I know that Ross Douthat and many other pro-life friends don't see it this way. I respect and admire their consistency, even as I find it hard to understand how they could possibly believe it, and even as I think it sometimes drives them to approach the issue of abortion in a needlessly extreme and counter-productive way.
Because, you see, having convinced themselves that every abortion at every stage of pregnancy is murder, pro-lifers can't help but show relative indifference to the other person involved in the moral calculus: the pregnant woman. She's the one looking to hire a contract killer to murder her own child, after all. At six months. At three months. At six weeks. At four weeks. The morning after. The timing doesn't matter. There's always a homicide victim and a perp.
Pew:
Over the past year, there has been a substantial rise in the share of Americans — across racial and ethnic groups — who say the country needs to continue making changes to give blacks equal rights with whites, and a growing number of Americans view racism as a big problem in society.
NY Times editorial:
For years, voter identification laws have been sold as a sensible antidote to fraud at the polls. Many people, including Supreme Court justices, have bought that fallacious line, even though in-person fraud is essentially nonexistent.
Now, slowly but surely, such laws are being revealed for the racially discriminatory, anti-voter schemes that they are.

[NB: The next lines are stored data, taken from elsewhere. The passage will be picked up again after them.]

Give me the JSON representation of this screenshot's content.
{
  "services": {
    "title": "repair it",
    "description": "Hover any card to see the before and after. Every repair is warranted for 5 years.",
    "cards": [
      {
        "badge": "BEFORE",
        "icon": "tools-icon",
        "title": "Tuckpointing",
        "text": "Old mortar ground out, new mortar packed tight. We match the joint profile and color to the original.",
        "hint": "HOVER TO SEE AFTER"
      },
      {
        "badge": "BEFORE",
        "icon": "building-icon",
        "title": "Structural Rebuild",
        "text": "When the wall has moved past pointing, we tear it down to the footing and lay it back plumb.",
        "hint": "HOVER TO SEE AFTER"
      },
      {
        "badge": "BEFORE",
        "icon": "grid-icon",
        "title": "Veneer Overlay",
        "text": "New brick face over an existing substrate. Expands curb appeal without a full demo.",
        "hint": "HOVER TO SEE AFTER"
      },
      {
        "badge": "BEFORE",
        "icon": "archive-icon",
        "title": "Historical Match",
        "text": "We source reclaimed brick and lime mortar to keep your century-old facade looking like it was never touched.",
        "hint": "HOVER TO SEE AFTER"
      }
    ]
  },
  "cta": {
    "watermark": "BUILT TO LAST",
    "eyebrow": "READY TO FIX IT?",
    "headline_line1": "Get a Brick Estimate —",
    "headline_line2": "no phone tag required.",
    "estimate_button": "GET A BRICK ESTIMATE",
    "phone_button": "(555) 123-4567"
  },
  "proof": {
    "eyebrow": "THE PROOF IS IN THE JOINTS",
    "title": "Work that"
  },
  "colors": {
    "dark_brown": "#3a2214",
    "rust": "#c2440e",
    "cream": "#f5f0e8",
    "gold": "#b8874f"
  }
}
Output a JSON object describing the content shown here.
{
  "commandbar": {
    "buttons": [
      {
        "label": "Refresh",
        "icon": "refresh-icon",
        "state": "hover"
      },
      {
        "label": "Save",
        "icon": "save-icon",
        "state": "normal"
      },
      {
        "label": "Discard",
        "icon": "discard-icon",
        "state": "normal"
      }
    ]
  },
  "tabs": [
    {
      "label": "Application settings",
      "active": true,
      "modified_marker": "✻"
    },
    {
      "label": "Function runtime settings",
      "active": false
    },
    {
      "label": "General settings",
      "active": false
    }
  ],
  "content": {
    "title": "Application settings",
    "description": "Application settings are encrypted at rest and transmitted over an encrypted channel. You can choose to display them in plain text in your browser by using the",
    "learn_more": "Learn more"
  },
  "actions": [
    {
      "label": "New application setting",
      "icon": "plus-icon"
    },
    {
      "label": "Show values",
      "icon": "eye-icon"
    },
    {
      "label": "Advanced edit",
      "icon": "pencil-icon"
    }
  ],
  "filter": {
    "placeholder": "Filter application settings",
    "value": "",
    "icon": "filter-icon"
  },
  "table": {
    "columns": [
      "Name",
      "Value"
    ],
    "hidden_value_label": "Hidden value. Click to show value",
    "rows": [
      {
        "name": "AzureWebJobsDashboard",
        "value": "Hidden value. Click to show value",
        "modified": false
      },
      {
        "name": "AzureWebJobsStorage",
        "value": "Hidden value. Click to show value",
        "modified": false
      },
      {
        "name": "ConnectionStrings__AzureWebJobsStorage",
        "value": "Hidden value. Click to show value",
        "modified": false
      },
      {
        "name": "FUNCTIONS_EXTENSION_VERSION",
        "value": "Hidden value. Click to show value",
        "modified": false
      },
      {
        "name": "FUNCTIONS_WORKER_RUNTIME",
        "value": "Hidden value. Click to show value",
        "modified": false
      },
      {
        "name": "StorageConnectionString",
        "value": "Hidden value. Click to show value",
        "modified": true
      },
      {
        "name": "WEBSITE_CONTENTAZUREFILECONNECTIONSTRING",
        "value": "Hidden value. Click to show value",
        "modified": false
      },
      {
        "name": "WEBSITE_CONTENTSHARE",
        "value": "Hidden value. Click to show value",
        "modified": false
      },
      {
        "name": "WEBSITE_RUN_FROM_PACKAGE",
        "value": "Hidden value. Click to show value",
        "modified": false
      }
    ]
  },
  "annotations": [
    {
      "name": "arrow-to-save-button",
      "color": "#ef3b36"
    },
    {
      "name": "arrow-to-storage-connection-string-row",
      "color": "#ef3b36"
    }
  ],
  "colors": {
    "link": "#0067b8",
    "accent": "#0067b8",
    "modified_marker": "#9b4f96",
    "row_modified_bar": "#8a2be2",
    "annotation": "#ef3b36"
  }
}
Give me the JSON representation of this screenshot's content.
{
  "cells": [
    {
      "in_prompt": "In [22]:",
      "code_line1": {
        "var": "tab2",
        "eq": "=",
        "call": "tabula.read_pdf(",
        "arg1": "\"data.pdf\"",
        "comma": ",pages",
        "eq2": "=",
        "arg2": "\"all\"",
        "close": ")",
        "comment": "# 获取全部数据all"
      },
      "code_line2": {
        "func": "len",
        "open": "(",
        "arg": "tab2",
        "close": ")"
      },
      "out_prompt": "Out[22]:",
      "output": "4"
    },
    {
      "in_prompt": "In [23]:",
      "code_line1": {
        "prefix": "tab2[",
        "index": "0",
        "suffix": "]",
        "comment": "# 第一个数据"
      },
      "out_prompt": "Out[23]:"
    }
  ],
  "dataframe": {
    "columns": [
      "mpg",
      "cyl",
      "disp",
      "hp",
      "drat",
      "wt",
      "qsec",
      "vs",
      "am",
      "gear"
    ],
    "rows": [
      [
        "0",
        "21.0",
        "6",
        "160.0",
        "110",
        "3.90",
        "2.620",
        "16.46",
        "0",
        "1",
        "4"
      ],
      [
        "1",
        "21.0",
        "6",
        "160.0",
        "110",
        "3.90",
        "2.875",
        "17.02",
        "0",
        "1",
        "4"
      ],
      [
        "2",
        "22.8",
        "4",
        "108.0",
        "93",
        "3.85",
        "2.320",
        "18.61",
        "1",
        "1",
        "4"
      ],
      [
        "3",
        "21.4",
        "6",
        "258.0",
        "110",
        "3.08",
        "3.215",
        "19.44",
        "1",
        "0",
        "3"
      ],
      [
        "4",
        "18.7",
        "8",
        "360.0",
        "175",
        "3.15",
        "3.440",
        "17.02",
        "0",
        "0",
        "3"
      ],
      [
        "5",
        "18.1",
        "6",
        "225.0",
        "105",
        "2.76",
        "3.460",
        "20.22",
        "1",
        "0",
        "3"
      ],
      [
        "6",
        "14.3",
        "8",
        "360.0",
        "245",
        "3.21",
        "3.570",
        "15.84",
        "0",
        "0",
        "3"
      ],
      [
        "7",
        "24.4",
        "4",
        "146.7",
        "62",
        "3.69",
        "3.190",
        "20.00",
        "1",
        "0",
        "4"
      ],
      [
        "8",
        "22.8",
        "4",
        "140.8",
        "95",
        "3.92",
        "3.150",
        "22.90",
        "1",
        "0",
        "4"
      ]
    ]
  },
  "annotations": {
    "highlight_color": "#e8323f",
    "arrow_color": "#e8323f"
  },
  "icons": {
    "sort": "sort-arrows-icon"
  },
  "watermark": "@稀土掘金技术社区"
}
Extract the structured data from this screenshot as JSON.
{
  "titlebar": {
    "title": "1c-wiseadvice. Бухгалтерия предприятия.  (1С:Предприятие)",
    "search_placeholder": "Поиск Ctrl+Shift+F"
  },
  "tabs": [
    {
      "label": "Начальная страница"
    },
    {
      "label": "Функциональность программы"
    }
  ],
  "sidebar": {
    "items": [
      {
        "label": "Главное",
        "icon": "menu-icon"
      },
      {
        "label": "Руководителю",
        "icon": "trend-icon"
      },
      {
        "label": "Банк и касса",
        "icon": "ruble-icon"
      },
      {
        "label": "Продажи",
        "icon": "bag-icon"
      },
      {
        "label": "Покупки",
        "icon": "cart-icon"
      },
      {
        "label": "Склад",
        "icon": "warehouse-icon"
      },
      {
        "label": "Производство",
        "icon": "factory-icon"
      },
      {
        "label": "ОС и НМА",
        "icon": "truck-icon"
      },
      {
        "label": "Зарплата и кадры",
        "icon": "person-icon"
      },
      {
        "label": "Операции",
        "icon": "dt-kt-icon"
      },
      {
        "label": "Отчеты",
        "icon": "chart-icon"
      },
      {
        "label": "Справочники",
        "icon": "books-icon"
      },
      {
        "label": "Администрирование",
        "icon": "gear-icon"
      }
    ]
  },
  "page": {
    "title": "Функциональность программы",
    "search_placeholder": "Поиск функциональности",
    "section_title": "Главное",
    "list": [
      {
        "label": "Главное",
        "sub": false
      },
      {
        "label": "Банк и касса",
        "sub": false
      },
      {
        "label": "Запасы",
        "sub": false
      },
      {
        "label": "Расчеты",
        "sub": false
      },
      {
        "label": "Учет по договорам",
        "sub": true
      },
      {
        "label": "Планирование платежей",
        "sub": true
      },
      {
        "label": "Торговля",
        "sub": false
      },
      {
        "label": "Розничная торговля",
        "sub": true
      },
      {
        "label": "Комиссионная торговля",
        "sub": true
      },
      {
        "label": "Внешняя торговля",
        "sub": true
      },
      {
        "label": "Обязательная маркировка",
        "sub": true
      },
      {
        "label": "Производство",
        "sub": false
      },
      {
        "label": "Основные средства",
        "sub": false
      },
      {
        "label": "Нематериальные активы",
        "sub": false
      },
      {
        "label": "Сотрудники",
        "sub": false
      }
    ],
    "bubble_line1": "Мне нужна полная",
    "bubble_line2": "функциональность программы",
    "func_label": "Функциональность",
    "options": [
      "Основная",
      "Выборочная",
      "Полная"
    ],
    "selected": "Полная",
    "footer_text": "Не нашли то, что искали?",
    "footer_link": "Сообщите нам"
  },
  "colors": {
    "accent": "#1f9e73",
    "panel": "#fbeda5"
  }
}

On Wednesday, a federal appeals court panel unanimously agreed that Texas’ voter ID law had a discriminatory effect on black and Latino voters, and therefore violates the 1965 Voting Rights Act. It was the first time a federal appeals court had ruled against such a law. It was also a sign that the Voting Rights Act remains functional, despite the 2013 Supreme Court decision that cut out a key provision requiring federal oversight of jurisdictions, like Texas, with histories of racial discrimination.
Two from
Dan Diamond,
first:
The first official Republican debate on Thursday night was fascinating, gripping television.
It was also incomplete.
Speaking on FOX News, leading Republican candidates like Donald Trump, Scott Walker, Jeb Bush, and Marco Rubio all took shots at the Affordable Care Act … but they left out cruical context on how the law is actually working.
Here are three key numbers that were overlooked at the GOP debate — and are incredibly important to understanding the state of health care in America.
1) The nation’s uninsured rate has plunged by at least 37% since the ACA took effect
2) Repealing Obamacare would raise the deficit by $130 billion — at least
3) Eleven GOP governors have said yes to Medicaid expansion
Second:
After Donald Trump announced his latest bid for the presidency, I reached out to get details on Trump’s plan to replace Obamacare, and posted that interview on FORBES last week. But for many FORBES readers, the most eye-catching part of the interview wasn’t Trump’s plan for health care.
It was what the Trump campaign said about unemployment.
“Mr. Trump believes that the real unemployment rate is over 18%, not the reported 5.5%,” a spokesperson told me.
Trump’s distrust of the government’s job statistics isn’t new. In July, he even suggested that the U.S. unemployment rate could be as high as 40% — well above what the Bureau of Labor Statistics has found.